A citywide referendum on alcohol sales will appear on the June 4 general election ballot after a petition bearing 1,014 names was certified in the city clerk's office.

The Mayor and Board of Aldermen set the date for the alcohol referendum to coincide with the city's general election to avoid a costly separate one.

The referendum will appear on the ballot under the heading "Special Election."

Jeremy Chalmers, spokesperson for the group Philadelphia For a Vote, told aldermen at its Tuesday, March 19 meeting that the petition met all requirements under the law for the referendum to be held.

"You have no discretion on whether or not it goes on the ballot," Chalmers said.

A new state law allows registered voters in municipalities with populations of at least 5,000 to present a petition to a city board calling for a vote on the alcohol issue.

The petition requires the signatures of at least 20 percent of the duly qualified voters in the city.

The new law also outlines the wording which will appear on the ballot: "For the legal sale of alcoholic liquors" or "Against the legal sale of alcoholic liquors."

Under the new law, residents of the county would not have a vote on the referendum. The old law required liquor elections to be countywide even though liquor can be sold only within municipal boundaries.

If voters approve the sale of liquor here, it would be up to the Mayor and Board of Aldermen to adopt an ordinance setting the parameters for sales.

The board could restrict the sale to restaurants and/or allow it to be sold in package stores.

Under the city's current ordinance, beer cannot be sold within 100 feet of the main entrance to a church or school. That does not apply, however, if a street runs between the two buildings.

In June 2006, the Board of Aldermen voted to allow beer and light wine to be served in restaurants by the glass.
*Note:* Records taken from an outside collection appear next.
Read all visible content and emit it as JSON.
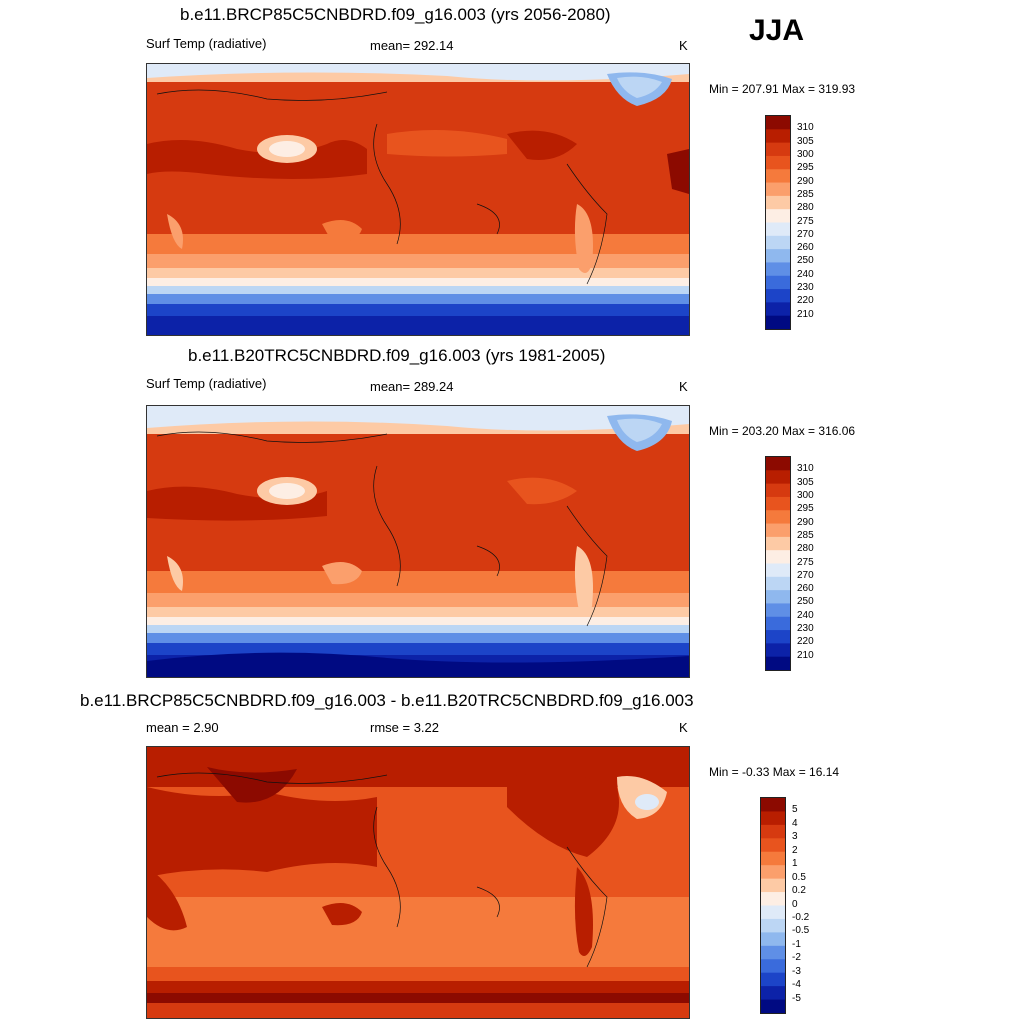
{
  "season": "JJA",
  "panels": [
    {
      "id": "future",
      "title": "b.e11.BRCP85C5CNBDRD.f09_g16.003 (yrs 2056-2080)",
      "left_label": "Surf Temp (radiative)",
      "center_label": "mean= 292.14",
      "units": "K",
      "minmax": "Min = 207.91 Max = 319.93"
    },
    {
      "id": "historical",
      "title": "b.e11.B20TRC5CNBDRD.f09_g16.003 (yrs 1981-2005)",
      "left_label": "Surf Temp (radiative)",
      "center_label": "mean= 289.24",
      "units": "K",
      "minmax": "Min = 203.20 Max = 316.06"
    },
    {
      "id": "difference",
      "title": "b.e11.BRCP85C5CNBDRD.f09_g16.003 - b.e11.B20TRC5CNBDRD.f09_g16.003",
      "left_label": "mean =   2.90",
      "center_label": "rmse =   3.22",
      "units": "K",
      "minmax": "Min =  -0.33 Max =  16.14"
    }
  ],
  "colorbars": {
    "temperature": {
      "labels": [
        "310",
        "305",
        "300",
        "295",
        "290",
        "285",
        "280",
        "275",
        "270",
        "260",
        "250",
        "240",
        "230",
        "220",
        "210"
      ],
      "colors": [
        "#8c0a00",
        "#b81e00",
        "#d63a10",
        "#e8541e",
        "#f57a3c",
        "#fb9f6c",
        "#fdcaa5",
        "#fdeee4",
        "#dfeaf8",
        "#bcd6f4",
        "#8fb8ee",
        "#5f8fe6",
        "#3a6bdc",
        "#1c44c8",
        "#0c22a8",
        "#000a82"
      ]
    },
    "difference": {
      "labels": [
        "5",
        "4",
        "3",
        "2",
        "1",
        "0.5",
        "0.2",
        "0",
        "-0.2",
        "-0.5",
        "-1",
        "-2",
        "-3",
        "-4",
        "-5"
      ],
      "colors": [
        "#8c0a00",
        "#b81e00",
        "#d63a10",
        "#e8541e",
        "#f57a3c",
        "#fb9f6c",
        "#fdcaa5",
        "#fdeee4",
        "#dfeaf8",
        "#bcd6f4",
        "#8fb8ee",
        "#5f8fe6",
        "#3a6bdc",
        "#1c44c8",
        "#0c22a8",
        "#000a82"
      ]
    }
  }
}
In June 2010, the board amended an ordinance to allow the sale of beer on Sundays from noon until 10 p.m. in restaurants, grocery stores and convenience stores inside the city.

Voters in Corinth overwhelmingly approved the sale of liquor and wine in the first election under the new state law.
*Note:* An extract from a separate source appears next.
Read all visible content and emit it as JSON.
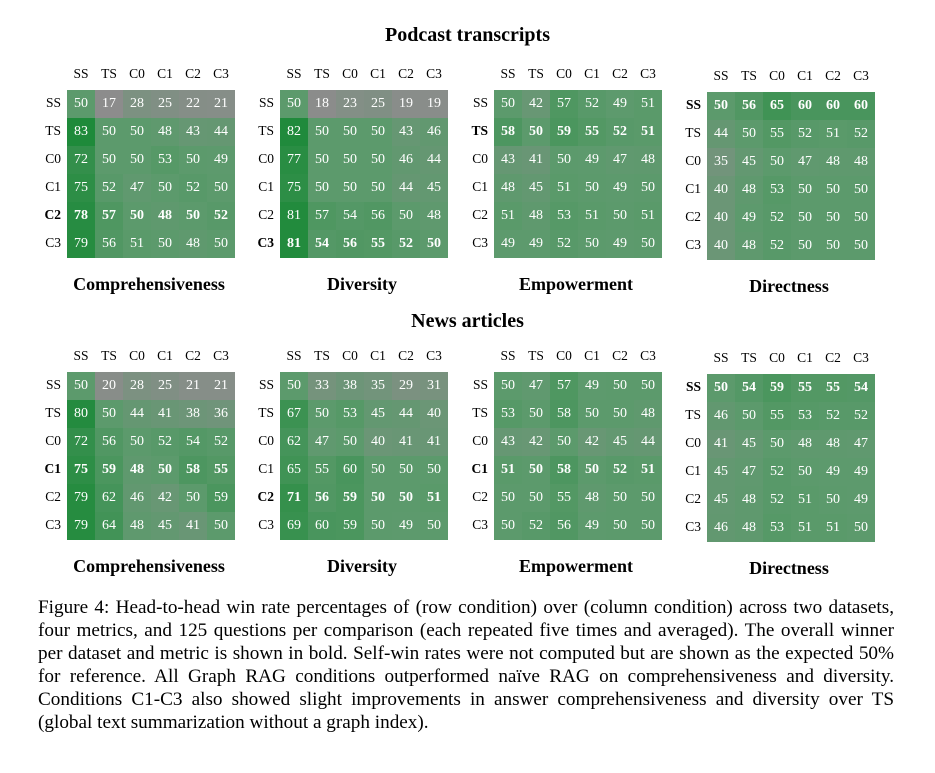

Earlier this month, voters in New Albany approved wine and liquor sales in its city limits.

If city voters approve the sale of liquor here in June, businesses must obtain a license from the state Department of Revenue before it can be sold.

Findings from an 2010 overall intensive design process or charrette showed that an estimated $12.3 million in sit-down restaurant business leaves Philadelphia annually while about $41 million in grocery shopping is apparently being done elsewhere.

The data showed a need to recruit sit-down restaurants as well as a grocery store or the expansion of existing grocery stores.

While developers associated with two or more chain restaurants have showed an interest in the Philadelphia area, the opportunity to sell alcohol by the glass is a very important issue, city officials have said.